Description of Gastrointestinal Symptoms in Patients with New-onset Refractory Status Epilepticus (NORSE)
Anima Shrestha1, Lori Silveira1, Divya Thomas3, Jarrett Leech2, Yi-Chen Lai4, James Riviello5, Eyal Muscal3, Jason Soden6, Krista Eschbach7
1University of Colorado School of Medicine, 2Department of Neurology, University of Colorado School of Medicine, 3Department of Pediatrics, Division of Rheumatology, 4Department of Pediatrics, Division of Critical Care Medicine, 5Departments of Pediatrics and Neurology, Baylor College of Medicine, 6Department of Pediatrics, Section of Gastroenterology, Hepatology, and Nutrition, Children’s Hospital Colorado, 7Department of Pediatrics, Section of Child Neurology, Children's Hospital Colorado
Objective:
To characterize gastrointestinal (GI) symptoms in patients with a diagnosis of new-onset refractory status epilepticus (NORSE) and febrile infection-related epilepsy syndrome (FIRES).
Background:
NORSE and FIRES are rare clinical presentations in which previously healthy patients develop refractory status epilepticus that does not have a clear structural, toxic, genetic, or metabolic cause, without or with a preceding febrile illness. Anecdotally, some patients experience significant GI concerns after the onset of status epilepticus and initiation of therapy.
Design/Methods:
This is a multicenter retrospective study of pediatric and adult patients with a diagnosis of NORSE or FIRES. Data from initial hospitalization and follow-up was collected via REDCap surveys. Wilcoxon rank-sum tests and Fisher’s exact test were used to compare continuous and categorical variables, respectively. Analysis was performed using R-4.2.1.
Results:
The study included 20 patients with a median age of 11.25 years (IQR 6.75-15.80) at status epilepticus onset.
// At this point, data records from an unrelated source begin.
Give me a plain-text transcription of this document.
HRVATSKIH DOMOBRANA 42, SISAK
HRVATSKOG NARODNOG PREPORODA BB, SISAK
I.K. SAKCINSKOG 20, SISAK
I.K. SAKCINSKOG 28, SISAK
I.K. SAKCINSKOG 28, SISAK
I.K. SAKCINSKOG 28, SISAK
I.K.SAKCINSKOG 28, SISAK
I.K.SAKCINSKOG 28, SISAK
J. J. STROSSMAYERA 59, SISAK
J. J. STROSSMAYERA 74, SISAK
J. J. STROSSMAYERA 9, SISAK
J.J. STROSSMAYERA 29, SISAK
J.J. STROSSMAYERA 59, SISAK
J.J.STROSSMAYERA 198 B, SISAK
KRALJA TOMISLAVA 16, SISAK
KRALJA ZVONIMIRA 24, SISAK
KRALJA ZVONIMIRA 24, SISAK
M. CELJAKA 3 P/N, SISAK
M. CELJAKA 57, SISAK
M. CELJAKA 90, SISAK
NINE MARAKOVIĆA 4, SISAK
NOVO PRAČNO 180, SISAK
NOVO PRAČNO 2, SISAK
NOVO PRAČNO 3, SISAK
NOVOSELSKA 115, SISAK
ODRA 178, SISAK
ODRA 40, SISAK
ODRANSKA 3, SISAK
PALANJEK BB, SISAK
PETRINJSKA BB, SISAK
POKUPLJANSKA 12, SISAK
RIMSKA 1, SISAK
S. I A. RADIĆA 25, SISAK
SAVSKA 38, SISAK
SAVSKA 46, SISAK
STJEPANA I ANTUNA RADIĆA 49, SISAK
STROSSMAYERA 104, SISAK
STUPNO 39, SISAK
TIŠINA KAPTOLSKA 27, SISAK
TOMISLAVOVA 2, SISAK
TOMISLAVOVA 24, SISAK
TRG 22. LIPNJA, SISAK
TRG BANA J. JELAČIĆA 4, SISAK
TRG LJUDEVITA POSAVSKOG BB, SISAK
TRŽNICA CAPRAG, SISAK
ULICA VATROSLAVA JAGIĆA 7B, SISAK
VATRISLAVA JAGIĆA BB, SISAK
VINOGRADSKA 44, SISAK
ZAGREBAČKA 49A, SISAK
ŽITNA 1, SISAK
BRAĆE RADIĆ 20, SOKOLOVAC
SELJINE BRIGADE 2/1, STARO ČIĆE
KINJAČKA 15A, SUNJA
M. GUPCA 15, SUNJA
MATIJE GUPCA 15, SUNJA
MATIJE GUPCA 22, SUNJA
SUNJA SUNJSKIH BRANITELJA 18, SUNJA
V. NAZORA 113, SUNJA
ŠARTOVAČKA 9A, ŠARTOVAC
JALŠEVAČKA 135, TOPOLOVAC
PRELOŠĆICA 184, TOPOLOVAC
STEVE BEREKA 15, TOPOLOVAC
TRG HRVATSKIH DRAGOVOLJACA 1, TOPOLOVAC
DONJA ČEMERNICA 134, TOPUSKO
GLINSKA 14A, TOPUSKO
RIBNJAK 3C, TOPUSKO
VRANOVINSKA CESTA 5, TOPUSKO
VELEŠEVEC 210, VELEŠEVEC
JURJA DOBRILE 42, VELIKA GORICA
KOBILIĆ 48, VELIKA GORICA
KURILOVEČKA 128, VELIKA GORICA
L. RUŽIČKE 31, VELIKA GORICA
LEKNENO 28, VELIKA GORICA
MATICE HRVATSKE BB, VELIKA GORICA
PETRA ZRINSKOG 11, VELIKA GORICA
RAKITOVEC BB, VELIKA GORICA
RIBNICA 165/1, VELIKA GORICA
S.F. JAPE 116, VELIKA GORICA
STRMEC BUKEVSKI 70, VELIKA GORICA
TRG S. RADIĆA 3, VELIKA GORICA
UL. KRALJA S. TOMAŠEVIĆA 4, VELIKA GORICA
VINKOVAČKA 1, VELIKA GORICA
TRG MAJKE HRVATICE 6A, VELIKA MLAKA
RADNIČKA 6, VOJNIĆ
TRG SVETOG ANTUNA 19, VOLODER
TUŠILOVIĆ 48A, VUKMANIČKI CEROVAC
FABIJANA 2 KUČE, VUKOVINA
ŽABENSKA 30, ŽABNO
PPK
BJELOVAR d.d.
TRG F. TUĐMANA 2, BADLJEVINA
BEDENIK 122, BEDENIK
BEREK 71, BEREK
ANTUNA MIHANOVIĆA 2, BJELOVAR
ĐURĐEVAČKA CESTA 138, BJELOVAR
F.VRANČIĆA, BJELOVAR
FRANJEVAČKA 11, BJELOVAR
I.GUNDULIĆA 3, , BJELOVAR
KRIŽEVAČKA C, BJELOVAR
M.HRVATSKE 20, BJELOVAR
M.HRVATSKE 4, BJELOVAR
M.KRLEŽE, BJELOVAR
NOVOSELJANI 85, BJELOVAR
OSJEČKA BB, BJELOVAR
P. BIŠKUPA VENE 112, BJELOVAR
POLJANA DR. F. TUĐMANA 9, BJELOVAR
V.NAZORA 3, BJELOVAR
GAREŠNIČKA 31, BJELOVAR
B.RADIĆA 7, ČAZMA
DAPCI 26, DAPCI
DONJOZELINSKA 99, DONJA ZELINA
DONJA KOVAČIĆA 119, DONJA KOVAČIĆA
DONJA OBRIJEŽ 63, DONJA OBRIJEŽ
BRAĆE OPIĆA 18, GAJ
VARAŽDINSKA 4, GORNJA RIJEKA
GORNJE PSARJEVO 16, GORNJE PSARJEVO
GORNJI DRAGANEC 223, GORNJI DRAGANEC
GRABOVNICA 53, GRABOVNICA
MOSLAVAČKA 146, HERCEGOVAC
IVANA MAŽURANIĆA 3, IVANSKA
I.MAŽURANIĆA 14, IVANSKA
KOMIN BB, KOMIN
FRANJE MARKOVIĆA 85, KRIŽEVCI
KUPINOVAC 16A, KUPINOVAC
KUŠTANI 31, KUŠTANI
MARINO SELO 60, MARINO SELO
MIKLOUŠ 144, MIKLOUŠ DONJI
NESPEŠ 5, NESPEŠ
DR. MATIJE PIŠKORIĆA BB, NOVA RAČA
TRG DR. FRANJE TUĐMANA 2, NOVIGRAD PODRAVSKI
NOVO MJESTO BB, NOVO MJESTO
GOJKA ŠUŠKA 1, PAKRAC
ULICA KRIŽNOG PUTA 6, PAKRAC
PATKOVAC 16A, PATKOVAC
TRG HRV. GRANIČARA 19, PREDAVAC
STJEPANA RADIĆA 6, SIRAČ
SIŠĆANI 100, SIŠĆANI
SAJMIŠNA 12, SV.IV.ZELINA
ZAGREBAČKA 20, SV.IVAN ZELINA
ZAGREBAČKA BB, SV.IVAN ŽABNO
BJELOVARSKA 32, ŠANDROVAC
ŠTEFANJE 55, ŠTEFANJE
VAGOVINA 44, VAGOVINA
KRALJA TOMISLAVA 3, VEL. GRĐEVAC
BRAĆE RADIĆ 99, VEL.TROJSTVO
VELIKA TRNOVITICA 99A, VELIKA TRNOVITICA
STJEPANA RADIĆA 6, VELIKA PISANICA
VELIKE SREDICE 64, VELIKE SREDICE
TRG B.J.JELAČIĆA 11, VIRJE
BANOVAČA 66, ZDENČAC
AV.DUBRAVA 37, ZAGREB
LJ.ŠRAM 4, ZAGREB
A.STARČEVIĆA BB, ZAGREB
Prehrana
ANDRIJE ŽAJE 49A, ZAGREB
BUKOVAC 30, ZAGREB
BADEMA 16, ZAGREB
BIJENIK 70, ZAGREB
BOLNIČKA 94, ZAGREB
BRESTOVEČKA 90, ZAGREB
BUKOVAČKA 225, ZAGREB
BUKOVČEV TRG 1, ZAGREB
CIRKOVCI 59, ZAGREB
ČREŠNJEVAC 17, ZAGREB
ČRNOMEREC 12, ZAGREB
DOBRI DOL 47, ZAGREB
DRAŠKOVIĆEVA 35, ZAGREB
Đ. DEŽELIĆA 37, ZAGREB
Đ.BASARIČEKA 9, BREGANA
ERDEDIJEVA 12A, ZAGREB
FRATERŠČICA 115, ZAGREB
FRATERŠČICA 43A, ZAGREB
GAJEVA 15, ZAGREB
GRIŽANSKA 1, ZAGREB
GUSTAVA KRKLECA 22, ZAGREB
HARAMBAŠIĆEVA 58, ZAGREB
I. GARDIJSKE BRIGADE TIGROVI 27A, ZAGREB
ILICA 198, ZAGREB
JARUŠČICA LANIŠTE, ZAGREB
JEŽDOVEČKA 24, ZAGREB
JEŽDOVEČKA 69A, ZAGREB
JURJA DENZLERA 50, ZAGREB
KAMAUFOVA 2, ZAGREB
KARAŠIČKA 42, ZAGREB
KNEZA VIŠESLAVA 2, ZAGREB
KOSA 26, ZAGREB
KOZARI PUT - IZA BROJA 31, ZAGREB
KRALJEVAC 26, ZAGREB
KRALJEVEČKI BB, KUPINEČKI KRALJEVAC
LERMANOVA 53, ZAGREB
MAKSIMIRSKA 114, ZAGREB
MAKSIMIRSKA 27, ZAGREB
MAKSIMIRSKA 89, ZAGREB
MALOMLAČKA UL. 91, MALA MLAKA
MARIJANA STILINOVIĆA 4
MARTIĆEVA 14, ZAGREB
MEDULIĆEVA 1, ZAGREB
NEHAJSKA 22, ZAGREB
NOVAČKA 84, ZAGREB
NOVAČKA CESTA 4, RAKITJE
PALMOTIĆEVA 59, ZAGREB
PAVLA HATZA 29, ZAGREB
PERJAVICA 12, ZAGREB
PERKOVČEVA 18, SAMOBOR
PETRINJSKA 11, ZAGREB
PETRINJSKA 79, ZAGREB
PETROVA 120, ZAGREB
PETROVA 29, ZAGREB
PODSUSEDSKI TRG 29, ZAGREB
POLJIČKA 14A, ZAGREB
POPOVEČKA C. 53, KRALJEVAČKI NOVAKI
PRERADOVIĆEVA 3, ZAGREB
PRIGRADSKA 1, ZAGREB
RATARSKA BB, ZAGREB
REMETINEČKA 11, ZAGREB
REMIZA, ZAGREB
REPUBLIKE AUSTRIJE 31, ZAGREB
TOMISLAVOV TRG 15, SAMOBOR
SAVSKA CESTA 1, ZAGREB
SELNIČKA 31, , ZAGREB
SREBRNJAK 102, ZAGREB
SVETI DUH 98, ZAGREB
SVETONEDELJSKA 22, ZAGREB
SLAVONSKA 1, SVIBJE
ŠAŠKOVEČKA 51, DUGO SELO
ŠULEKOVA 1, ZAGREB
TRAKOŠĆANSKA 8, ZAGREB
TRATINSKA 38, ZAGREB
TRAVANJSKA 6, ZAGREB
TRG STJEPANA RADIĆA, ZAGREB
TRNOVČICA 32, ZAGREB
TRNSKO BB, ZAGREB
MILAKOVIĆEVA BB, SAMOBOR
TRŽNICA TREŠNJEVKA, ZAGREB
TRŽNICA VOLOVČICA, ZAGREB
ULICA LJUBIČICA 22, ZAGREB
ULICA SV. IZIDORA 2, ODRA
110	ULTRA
Two were diagnosed with NORSE and 18 with FIRES. Median length of ICU stay was 35.00 days (IQR 15.75-68.25). GI symptoms occurred during initial hospitalization in 90% (n=18). Of these, most frequently reported were vomiting (80%, n=16), constipation (75%, n=15), and abdominal pain (50%, n=10). Seven patients had GI procedures, including colonoscopy, gastrostomy tube placement, and small bowel resection. At median follow-up of 37 months (IQR 10-41), GI symptoms were present in 35% (n=6) of 17 surviving patients. Time in burst suppression (r=0.37, p=0.133) and ketogenic diet use (p=0.298) were not associated with GI symptoms. Number of anti-seizure medications during initial hospitalization was moderately associated with GI symptoms (r=0.47, p=0.042).
Conclusions:
GI symptoms are a common manifestation for patients with NORSE or FIRES during initial hospitalization, and for many may persist after discharge. Further research is needed to determine if symptoms are secondary to the critical illness and treatment or part of the underlying pathogenesis of NORSE and FIRES.